Crude prices recovered from multi-month lows to end higher after data from the US government showed sizable declines in US crude stockpiles and a fall I production levels.
Light sweet crude for September delivery ended 84 cents or 1.7% higher at $48.79 a barrel on the Ney York Mercantile Exchange. This is the highest one day percentage gain Since July 7th.
Brent Futures, the global benchmark advanced, inched up 8 cents or 0.2% to settle at $53.38 a barrel on the London based ICE Futures Exchange.
“The report seems to suggest that, at least in the short term, the bearish news has been over played,” Phil Flynn, senior market analyst at Price Futures Group, told Market Watch.
“Despite a recent uptick in [drilling] rigs, it looks like production still may be peaking.”
Data from the government backed Energy Information administration earlier in the day showed that inventories in the US fell by an unprecedented 4.2 million barrels last week; more than twenty times the 186,000 barrel decline consensus estimate of analysts polled by Reuters.
The latest inventor report sharply contracts with the data reported last week which reported a rise in the stockpiles to higher than the five year seasonal average.

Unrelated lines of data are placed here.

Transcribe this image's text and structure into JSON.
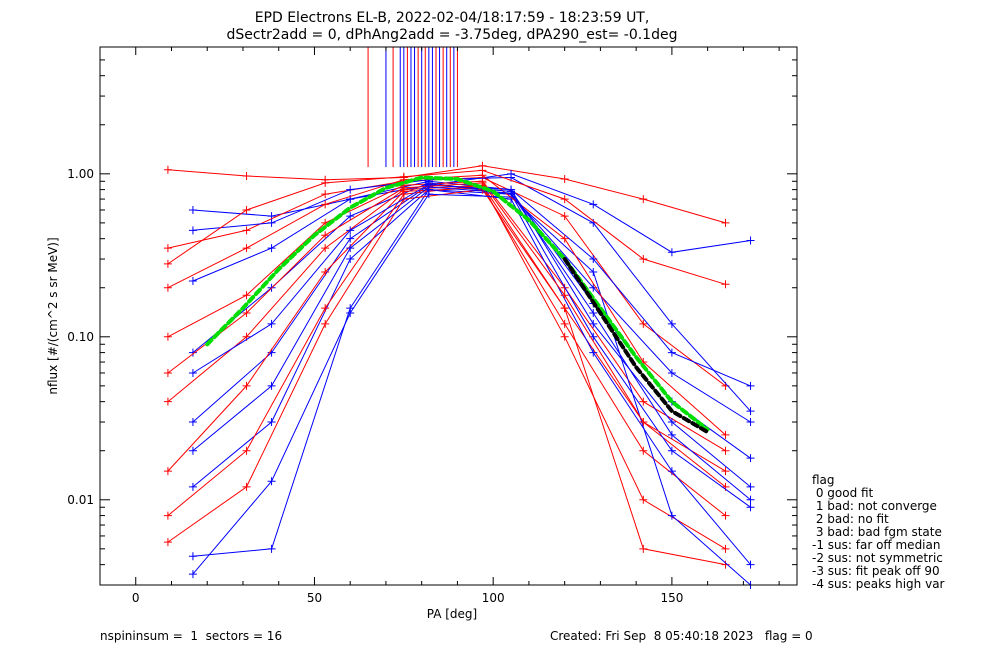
{
  "chart_data": {
    "type": "line",
    "title": "EPD Electrons EL-B, 2022-02-04/18:17:59 - 18:23:59 UT,",
    "subtitle": "dSectr2add = 0, dPhAng2add = -3.75deg, dPA290_est=  -0.1deg",
    "xlabel": "PA [deg]",
    "ylabel": "nflux [#/(cm^2 s sr MeV)]",
    "xlim": [
      -10,
      185
    ],
    "ylim": [
      0.003,
      6
    ],
    "yscale": "log",
    "x_ticks": [
      0,
      50,
      100,
      150
    ],
    "x_tick_labels": [
      "0",
      "50",
      "100",
      "150"
    ],
    "y_ticks": [
      1.0,
      0.1,
      0.01
    ],
    "y_tick_labels": [
      "1.00",
      "0.10",
      "0.01"
    ],
    "series": [
      {
        "name": "",
        "color": "#ff0000",
        "x": [
          9,
          31,
          53,
          75,
          97,
          120,
          142,
          165
        ],
        "y": [
          1.06,
          0.97,
          0.92,
          0.95,
          1.12,
          0.93,
          0.7,
          0.5
        ]
      },
      {
        "name": "",
        "color": "#0000ff",
        "x": [
          16,
          38,
          60,
          82,
          105,
          128,
          150,
          172
        ],
        "y": [
          0.6,
          0.55,
          0.7,
          0.85,
          1.0,
          0.65,
          0.33,
          0.39
        ]
      },
      {
        "name": "",
        "color": "#ff0000",
        "x": [
          9,
          31,
          53,
          75,
          97,
          120,
          142,
          165
        ],
        "y": [
          0.35,
          0.45,
          0.75,
          0.9,
          0.95,
          0.55,
          0.12,
          0.05
        ]
      },
      {
        "name": "",
        "color": "#0000ff",
        "x": [
          16,
          38,
          60,
          82,
          105,
          128,
          150,
          172
        ],
        "y": [
          0.22,
          0.35,
          0.7,
          0.9,
          0.8,
          0.3,
          0.08,
          0.05
        ]
      },
      {
        "name": "",
        "color": "#ff0000",
        "x": [
          9,
          31,
          53,
          75,
          97,
          120,
          142,
          165
        ],
        "y": [
          0.1,
          0.18,
          0.5,
          0.85,
          0.9,
          0.2,
          0.04,
          0.02
        ]
      },
      {
        "name": "",
        "color": "#0000ff",
        "x": [
          16,
          38,
          60,
          82,
          105,
          128,
          150,
          172
        ],
        "y": [
          0.08,
          0.2,
          0.55,
          0.88,
          0.75,
          0.2,
          0.06,
          0.03
        ]
      },
      {
        "name": "",
        "color": "#ff0000",
        "x": [
          9,
          31,
          53,
          75,
          97,
          120,
          142,
          165
        ],
        "y": [
          0.04,
          0.1,
          0.35,
          0.8,
          0.85,
          0.15,
          0.03,
          0.012
        ]
      },
      {
        "name": "",
        "color": "#0000ff",
        "x": [
          16,
          38,
          60,
          82,
          105,
          128,
          150,
          172
        ],
        "y": [
          0.03,
          0.08,
          0.4,
          0.85,
          0.8,
          0.12,
          0.03,
          0.012
        ]
      },
      {
        "name": "",
        "color": "#ff0000",
        "x": [
          9,
          31,
          53,
          75,
          97,
          120,
          142,
          165
        ],
        "y": [
          0.015,
          0.05,
          0.25,
          0.78,
          0.82,
          0.12,
          0.02,
          0.008
        ]
      },
      {
        "name": "",
        "color": "#0000ff",
        "x": [
          16,
          38,
          60,
          82,
          105,
          128,
          150,
          172
        ],
        "y": [
          0.012,
          0.03,
          0.3,
          0.8,
          0.75,
          0.1,
          0.02,
          0.009
        ]
      },
      {
        "name": "",
        "color": "#ff0000",
        "x": [
          9,
          31,
          53,
          75,
          97,
          120,
          142,
          165
        ],
        "y": [
          0.008,
          0.02,
          0.15,
          0.75,
          0.85,
          0.1,
          0.01,
          0.005
        ]
      },
      {
        "name": "",
        "color": "#0000ff",
        "x": [
          16,
          38,
          60,
          82,
          105,
          128,
          150,
          172
        ],
        "y": [
          0.0045,
          0.005,
          0.15,
          0.8,
          0.7,
          0.08,
          0.015,
          0.004
        ]
      },
      {
        "name": "",
        "color": "#ff0000",
        "x": [
          9,
          31,
          53,
          75,
          97,
          120,
          142,
          165
        ],
        "y": [
          0.0055,
          0.012,
          0.12,
          0.7,
          0.8,
          0.15,
          0.005,
          0.004
        ]
      },
      {
        "name": "",
        "color": "#0000ff",
        "x": [
          16,
          38,
          60,
          82,
          105,
          128,
          150,
          172
        ],
        "y": [
          0.0035,
          0.013,
          0.14,
          0.75,
          0.72,
          0.25,
          0.008,
          0.003
        ]
      },
      {
        "name": "",
        "color": "#ff0000",
        "x": [
          9,
          31,
          53,
          75,
          97,
          120,
          142,
          165
        ],
        "y": [
          0.2,
          0.35,
          0.65,
          0.92,
          0.98,
          0.4,
          0.07,
          0.025
        ]
      },
      {
        "name": "",
        "color": "#0000ff",
        "x": [
          16,
          38,
          60,
          82,
          105,
          128,
          150,
          172
        ],
        "y": [
          0.45,
          0.5,
          0.8,
          0.92,
          0.95,
          0.5,
          0.12,
          0.035
        ]
      },
      {
        "name": "",
        "color": "#ff0000",
        "x": [
          9,
          31,
          53,
          75,
          97,
          120,
          142,
          165
        ],
        "y": [
          0.28,
          0.6,
          0.88,
          0.96,
          1.05,
          0.7,
          0.3,
          0.21
        ]
      },
      {
        "name": "",
        "color": "#0000ff",
        "x": [
          16,
          38,
          60,
          82,
          105,
          128,
          150,
          172
        ],
        "y": [
          0.06,
          0.12,
          0.45,
          0.86,
          0.78,
          0.16,
          0.04,
          0.018
        ]
      },
      {
        "name": "",
        "color": "#ff0000",
        "x": [
          9,
          31,
          53,
          75,
          97,
          120,
          142,
          165
        ],
        "y": [
          0.06,
          0.14,
          0.42,
          0.82,
          0.88,
          0.18,
          0.03,
          0.015
        ]
      },
      {
        "name": "",
        "color": "#0000ff",
        "x": [
          16,
          38,
          60,
          82,
          105,
          128,
          150,
          172
        ],
        "y": [
          0.02,
          0.05,
          0.35,
          0.83,
          0.76,
          0.14,
          0.025,
          0.01
        ]
      }
    ],
    "fit_curves": [
      {
        "name": "",
        "color": "#00dd00",
        "style": "dashed",
        "x": [
          20,
          30,
          40,
          50,
          60,
          70,
          80,
          90,
          100,
          110,
          120,
          130,
          140,
          150,
          160
        ],
        "y": [
          0.09,
          0.15,
          0.26,
          0.42,
          0.62,
          0.82,
          0.95,
          0.93,
          0.78,
          0.52,
          0.3,
          0.15,
          0.075,
          0.04,
          0.027
        ]
      },
      {
        "name": "",
        "color": "#000000",
        "style": "dashed",
        "x": [
          120,
          130,
          140,
          150,
          160
        ],
        "y": [
          0.3,
          0.14,
          0.065,
          0.035,
          0.026
        ]
      }
    ],
    "spike_lines": {
      "x": [
        65,
        70,
        72,
        74,
        75,
        76,
        77,
        78,
        79,
        80,
        81,
        82,
        83,
        84,
        85,
        86,
        87,
        88,
        89,
        90
      ],
      "colors": [
        "#ff0000",
        "#0000ff",
        "#ff0000",
        "#0000ff",
        "#0000ff",
        "#ff0000",
        "#0000ff",
        "#0000ff",
        "#ff0000",
        "#0000ff",
        "#ff0000",
        "#0000ff",
        "#0000ff",
        "#ff0000",
        "#0000ff",
        "#ff0000",
        "#0000ff",
        "#ff0000",
        "#0000ff",
        "#ff0000"
      ],
      "y_from": 1.1
    },
    "legend": {
      "placement": "right-bottom",
      "title": "flag",
      "items": [
        " 0 good fit",
        " 1 bad: not converge",
        " 2 bad: no fit",
        " 3 bad: bad fgm state",
        "-1 sus: far off median",
        "-2 sus: not symmetric",
        "-3 sus: fit peak off 90",
        "-4 sus: peaks high var"
      ]
    }
  },
  "footer": {
    "left": "nspininsum =  1  sectors = 16",
    "right": "Created: Fri Sep  8 05:40:18 2023   flag = 0"
  }
}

“Although just one data point, the latest weekly data may have been enough to provide some support in the face of major headwinds for oil prices,” Chris Jarvis, analyst at Caprock Risk Management in Frederick, Maryland, told Reuters.
The EIA also reported that the gasoline demand in the US had risen 6.2% on a year on year basis after averaging about 9.52 million barrels a day over the last four weeks.
The Major benchmarks recently slipped into the bear market after declining by more than 20% after their most recent high on concerns that the gasoline demand during the US peak driving period, a robust US dollar and a stock market selloff I the world’s biggest energy consumer, China.